1.  Debate, debate, debate.  Even in a non-election period, there's around ten hours each week on state-run TV (ARD, ZDF, and the dozen oddball minor networks) which offer up some journalists, intellectuals, and political figures.  The typical German might admit that he catches an hour or two per month.  If they are really enthusiastic about some subject or topic....they might be catching fifteen hours per month.  The debates can be rigged where there's only one person to represent one side of a topic and four others to represent the other side.  That's part of the moderation control and transparency problem.

2  Scandals rarely occur.  These days, divorce won't be handled as a scandal item for any German politician.  Even if you get caught with a fair amount of meth on you or some perverted sexual stuff....it'll get dragged under the rug by the press, unless you are a CDU political figure with a rigged up thesis for your master's degree from twenty-five years ago.

3.  The party rules.  The message comes from the party and it's agreed upon by each layer of politician.  If you stepped 180-degrees away from the party message.....they'd likely ask you to leave the party.

4  Because of the fifty-percent rule to get into the Bundestag or any of the sixteen state assemblies.....plus at least five political parties operating at the big-time level....it means that you really can't go and claim some very negative message against one particular party.  You might have to come up in a year and negotiate a coalition government.  This issue forces everyone to control their temper, their rhetoric, and their messages.

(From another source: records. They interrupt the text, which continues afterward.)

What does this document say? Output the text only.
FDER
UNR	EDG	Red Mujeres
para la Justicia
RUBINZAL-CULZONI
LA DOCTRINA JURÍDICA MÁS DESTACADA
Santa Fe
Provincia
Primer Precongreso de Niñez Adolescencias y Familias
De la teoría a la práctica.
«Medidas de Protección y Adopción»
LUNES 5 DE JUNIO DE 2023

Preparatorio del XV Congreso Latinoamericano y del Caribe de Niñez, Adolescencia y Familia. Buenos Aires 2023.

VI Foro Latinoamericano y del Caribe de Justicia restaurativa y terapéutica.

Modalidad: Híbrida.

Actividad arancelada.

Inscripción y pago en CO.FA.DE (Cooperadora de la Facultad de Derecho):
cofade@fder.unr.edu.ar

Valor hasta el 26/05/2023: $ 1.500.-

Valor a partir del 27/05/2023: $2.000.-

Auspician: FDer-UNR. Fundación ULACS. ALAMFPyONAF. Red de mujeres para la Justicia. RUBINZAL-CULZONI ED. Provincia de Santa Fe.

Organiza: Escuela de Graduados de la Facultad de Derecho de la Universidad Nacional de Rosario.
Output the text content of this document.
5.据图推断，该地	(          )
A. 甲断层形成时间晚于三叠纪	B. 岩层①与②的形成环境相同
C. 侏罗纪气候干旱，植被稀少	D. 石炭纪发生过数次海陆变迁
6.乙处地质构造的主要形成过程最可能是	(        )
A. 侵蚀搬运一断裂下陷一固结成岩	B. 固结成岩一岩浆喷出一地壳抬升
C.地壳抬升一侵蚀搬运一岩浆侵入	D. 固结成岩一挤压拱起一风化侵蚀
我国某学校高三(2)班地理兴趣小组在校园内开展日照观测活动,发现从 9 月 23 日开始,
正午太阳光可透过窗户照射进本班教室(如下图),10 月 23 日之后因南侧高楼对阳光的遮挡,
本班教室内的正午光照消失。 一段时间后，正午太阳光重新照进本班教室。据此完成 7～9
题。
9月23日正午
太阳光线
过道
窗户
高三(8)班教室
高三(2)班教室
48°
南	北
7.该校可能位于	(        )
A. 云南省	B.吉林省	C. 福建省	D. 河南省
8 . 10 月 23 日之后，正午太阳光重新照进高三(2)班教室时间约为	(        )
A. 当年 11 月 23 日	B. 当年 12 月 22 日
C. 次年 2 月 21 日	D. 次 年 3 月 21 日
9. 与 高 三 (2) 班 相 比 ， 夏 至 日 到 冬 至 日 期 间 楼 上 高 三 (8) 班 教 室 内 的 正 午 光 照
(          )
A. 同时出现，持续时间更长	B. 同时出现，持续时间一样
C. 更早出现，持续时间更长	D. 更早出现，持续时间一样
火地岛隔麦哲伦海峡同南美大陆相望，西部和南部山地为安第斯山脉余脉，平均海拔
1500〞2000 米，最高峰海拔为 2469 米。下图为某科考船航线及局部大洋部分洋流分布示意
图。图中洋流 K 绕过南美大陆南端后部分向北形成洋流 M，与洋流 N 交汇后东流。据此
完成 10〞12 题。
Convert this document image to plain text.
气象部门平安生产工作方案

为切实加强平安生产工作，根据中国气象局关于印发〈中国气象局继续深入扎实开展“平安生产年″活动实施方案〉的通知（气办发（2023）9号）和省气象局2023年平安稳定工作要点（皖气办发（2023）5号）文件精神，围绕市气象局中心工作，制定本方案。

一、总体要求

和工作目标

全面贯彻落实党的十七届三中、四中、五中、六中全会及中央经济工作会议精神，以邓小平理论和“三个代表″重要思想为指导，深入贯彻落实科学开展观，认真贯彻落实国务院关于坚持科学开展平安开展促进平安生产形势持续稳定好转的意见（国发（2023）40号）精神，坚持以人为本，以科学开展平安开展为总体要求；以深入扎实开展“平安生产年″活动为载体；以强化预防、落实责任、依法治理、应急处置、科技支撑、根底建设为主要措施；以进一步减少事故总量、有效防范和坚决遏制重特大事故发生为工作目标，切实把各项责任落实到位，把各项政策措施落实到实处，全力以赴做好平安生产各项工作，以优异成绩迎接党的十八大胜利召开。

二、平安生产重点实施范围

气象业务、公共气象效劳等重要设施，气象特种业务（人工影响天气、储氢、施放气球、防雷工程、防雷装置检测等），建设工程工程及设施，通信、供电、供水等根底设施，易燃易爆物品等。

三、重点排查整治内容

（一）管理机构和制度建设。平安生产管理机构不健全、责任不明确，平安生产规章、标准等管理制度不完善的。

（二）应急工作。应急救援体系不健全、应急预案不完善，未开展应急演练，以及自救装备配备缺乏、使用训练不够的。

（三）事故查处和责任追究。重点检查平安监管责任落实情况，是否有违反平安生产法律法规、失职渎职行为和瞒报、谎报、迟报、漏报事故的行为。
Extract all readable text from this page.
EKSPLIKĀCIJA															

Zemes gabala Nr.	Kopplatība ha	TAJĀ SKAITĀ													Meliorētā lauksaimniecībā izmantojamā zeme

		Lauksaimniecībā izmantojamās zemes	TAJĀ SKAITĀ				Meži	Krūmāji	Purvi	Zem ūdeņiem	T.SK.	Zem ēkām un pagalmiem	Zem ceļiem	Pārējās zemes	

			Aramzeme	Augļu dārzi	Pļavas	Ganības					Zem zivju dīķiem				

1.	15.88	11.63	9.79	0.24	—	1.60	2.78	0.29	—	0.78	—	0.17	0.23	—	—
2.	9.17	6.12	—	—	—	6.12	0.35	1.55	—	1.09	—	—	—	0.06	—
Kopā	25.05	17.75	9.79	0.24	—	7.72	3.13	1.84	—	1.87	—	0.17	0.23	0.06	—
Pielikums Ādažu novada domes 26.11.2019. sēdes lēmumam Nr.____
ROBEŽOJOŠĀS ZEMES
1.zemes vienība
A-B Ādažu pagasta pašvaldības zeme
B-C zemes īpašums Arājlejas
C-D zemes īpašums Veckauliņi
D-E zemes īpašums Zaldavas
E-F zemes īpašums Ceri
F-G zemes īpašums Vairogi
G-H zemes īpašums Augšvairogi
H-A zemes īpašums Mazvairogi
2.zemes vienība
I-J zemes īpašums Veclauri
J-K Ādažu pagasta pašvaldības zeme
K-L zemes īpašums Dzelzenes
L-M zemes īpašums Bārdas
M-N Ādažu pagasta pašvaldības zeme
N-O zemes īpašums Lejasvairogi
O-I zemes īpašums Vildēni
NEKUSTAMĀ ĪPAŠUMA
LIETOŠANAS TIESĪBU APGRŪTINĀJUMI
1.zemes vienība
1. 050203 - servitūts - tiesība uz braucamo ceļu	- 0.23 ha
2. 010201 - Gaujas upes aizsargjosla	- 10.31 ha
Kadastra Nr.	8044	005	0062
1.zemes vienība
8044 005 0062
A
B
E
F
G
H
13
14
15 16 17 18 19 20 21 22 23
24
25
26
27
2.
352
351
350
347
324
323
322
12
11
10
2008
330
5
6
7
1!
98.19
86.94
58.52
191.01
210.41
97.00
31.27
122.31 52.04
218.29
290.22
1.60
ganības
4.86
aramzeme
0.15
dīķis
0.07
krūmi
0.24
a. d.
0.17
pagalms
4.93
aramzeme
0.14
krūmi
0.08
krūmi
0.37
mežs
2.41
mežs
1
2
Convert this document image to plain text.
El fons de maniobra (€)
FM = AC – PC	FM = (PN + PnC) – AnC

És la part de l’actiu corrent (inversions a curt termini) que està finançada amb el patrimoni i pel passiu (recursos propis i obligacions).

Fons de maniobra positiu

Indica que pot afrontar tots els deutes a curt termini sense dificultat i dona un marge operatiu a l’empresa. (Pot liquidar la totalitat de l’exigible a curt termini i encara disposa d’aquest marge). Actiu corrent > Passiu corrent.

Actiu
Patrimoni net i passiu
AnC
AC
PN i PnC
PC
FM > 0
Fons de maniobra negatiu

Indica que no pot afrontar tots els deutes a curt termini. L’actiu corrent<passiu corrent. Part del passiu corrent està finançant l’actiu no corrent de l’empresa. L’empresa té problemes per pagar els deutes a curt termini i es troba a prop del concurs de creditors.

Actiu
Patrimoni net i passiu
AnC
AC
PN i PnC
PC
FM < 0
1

5.  Because of financial rules and past scandals.....it's hard for any political party to get money under the table for 'favors'.  It might be accomplished at the local level where a mayor or city council member triggers property changes or eases rules for certain parties.....but that's usually as far as this will go.

6.  A major political player will step through the local scene, the state scene, and advance to the national level.  It is impossible for some guy to appear out of nowhere and suddenly be considered a national party player with no prior experience.  Some will try to say this was advanced after Hitler and the 1932 election.....but the truth of the matter is that they were already going this way prior to 1920.

7.  If you have marginal debate skills.....you don't advance past the local level.  It's pretty simple....you need to stand up in a forum, talk over a topic, and deliver some position.  Without that ability, you are doomed for advancement.

8.  City, state, and federal-level voting all occurs on a different schedule.  Cities and states run a five-year program.  The national level voting pattern is every four years, unless a crisis occurs and provokes a call for another election.

9.  Germans aren't hyped up on politics like Americans.  Until this immigration crisis came along, Germans weren't hyped twenty-four hours a day, seven days a week, fifty-two weeks a year on politics.  Immigration is a singular issue which has churned up attention on all different levels.....local, state, and national.  Every single German has some opinion about it.  But beyond that, there just isn't any other topic which demands that much attention.

10.  A national poll from late 2015 indicates that almost sixty-percent of all Germans have little to no trust in the state-run news media (Channel One and Two).  As much as they were key in helping project a political message prior to 2015.....they have burned various bridges to reach the stage of today, and the majority of Germans have a problem in watching their news and their message.  To help in a political crisis?  A major tool has been lost.....across all fronts.